Carolina and I are talking again. It was always just a question of timing, the scintillae of permanence in her voice, like all things Southern, an affectation of manners. This time I have with even voice and sound mind laid marriage on the table. I have planned an elaborate question-popping once I've heard her answer. If it is no it will be easy enough to convert it back into its original form (a parade against wearing fur, beloved but ineffective.)

The things we are talking about are Important Things, things I had never considered particularly important before. Things like my bowed legs.

A genetic deficit to our children, Carolina chides. (Theoretical children ... surely.)

They've done me alright, I note.

Carolina laughs and her legs alpine and smooth stir ever so slightly as she inhales.

Besides, I note, cumulatively, our genetic account is in the black.

There, another Important Thing: our joint bank account. (Not so much theoretical as merely unpracticed.)

Another deficit, she announces a smidge too haughtily (the poverty of Carolina is understood and naturally dismissed), and while she ticks off the finer points of our prospects (death by law school debt) and the basic gist of inflation theory (death by inertia), I am fixated on her feet, gangly roots, Atlases of a hollow earth, founding members of a hallowed institution. I snatch them up in my hand, tickling them idly.

Another One: how to handle our impending identity crisis. The items on the list which are not dreadful are inconceivable, and those that are neither seem to be less in the spirit of the Ten Commandments than Carolina's liking will tolerate. Getting sober, Tantra, opening credit lines, bombing subways, shooting heroin, Little Red Book clubs, taking up golf, abusing privileges, lowering expectations, swinging, driving BMWs, these are the pastimes we will rely on when the Important Things have all gone to seed.

Now she is saying yes.

I hear the distant whistle of a parade master and the clipped, confused applause of what I imagine to be ten thousand women in fur coats on reprieve, oblivious of the parallel dimensions where lesser selves prevailed.
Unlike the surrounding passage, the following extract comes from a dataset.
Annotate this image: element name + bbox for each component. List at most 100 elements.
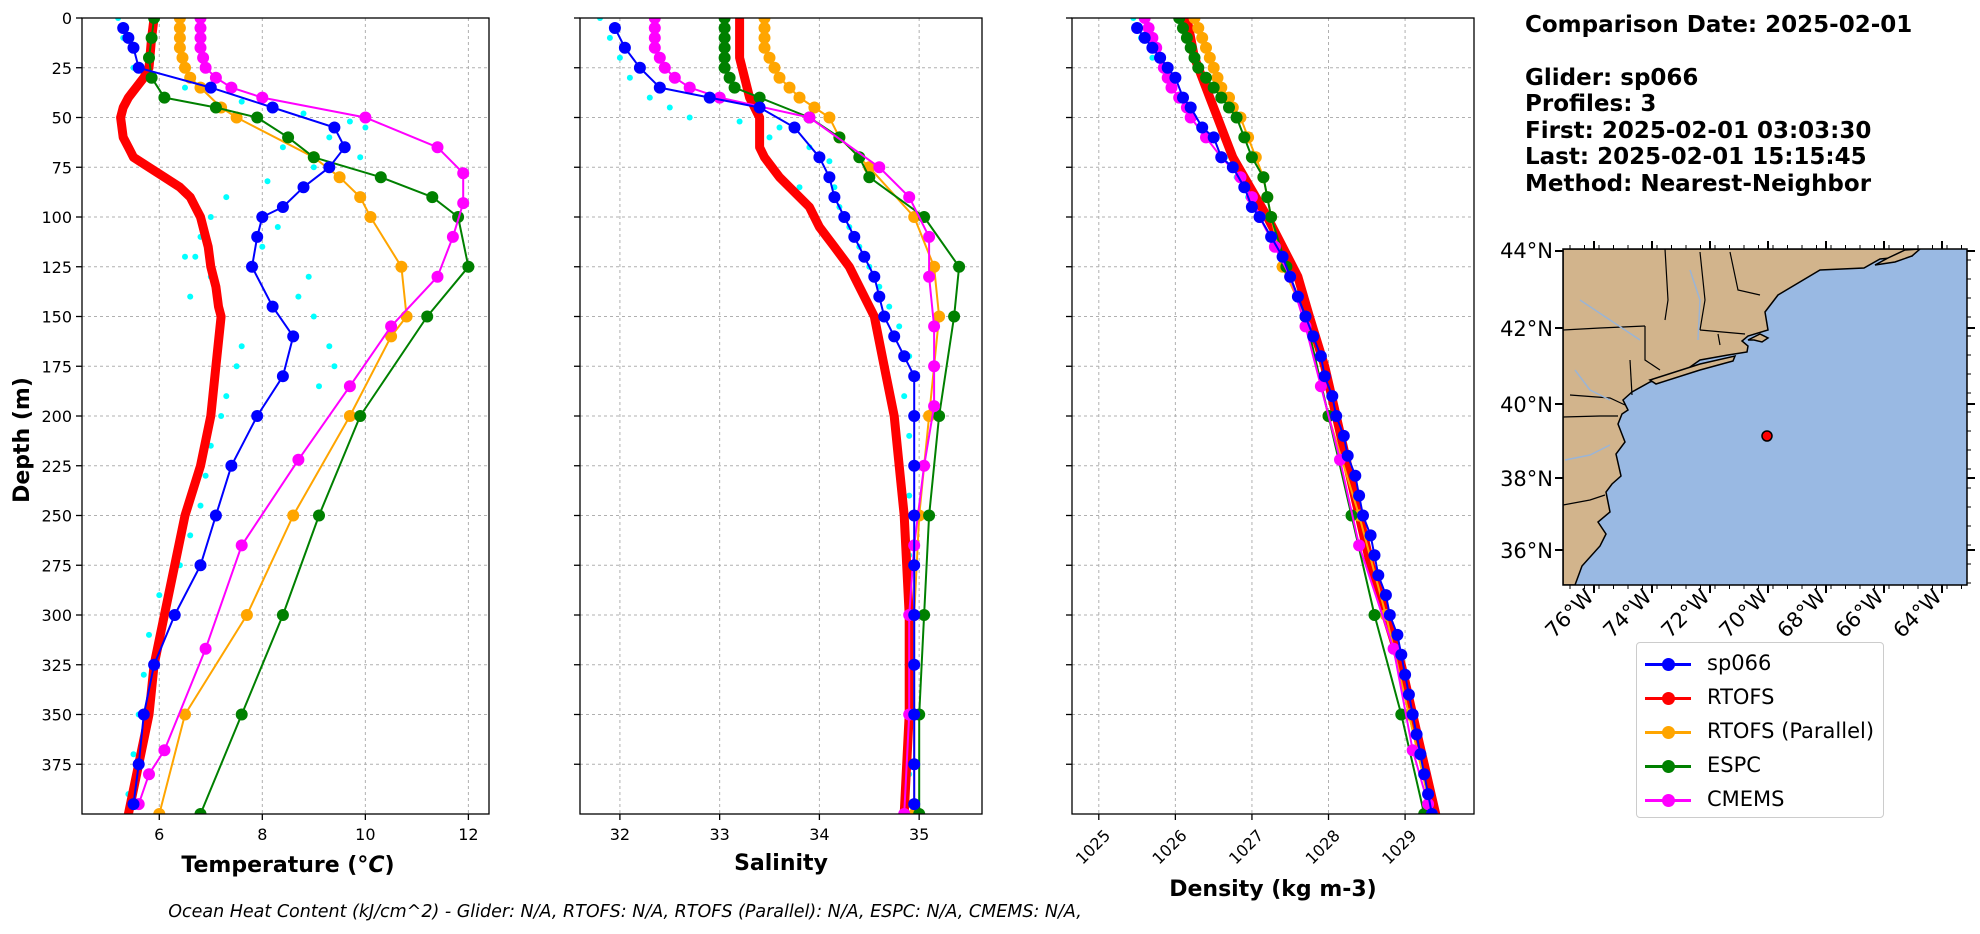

We sit quiet Carolina and I in our own unshared worlds.

My hand is on her calf and her breathing is hushed and I feel these oblivions of ours joining into a dull cloud of happiness, exhausted by Important Things.

Now my hand is on her knee and while what ever we were before I gladly submit to scrutiny by a purposeful universe (by all accounts, also a parallel dimension, or perhaps merely a thought exercise, Socratically eradicated) what we are now falls outside scope and even listening carefully I cannot be sure Carolina is breathing at all.

My hand is on her thigh and a squadron of trombones spike the air with a thoroughly American flavor of perverse triumphalism and I realize in the pleading clamor of an escaped moan that Carolina's lesser self has prevailed in this dimension and a quantum of regret will envelop our lives, and I, Candide, victor of chance, and my hand pause only slightly in our voyage to marvel at the university of south Carolina as the marching band stops outside our narrow window and waits for us, eternally, to engage.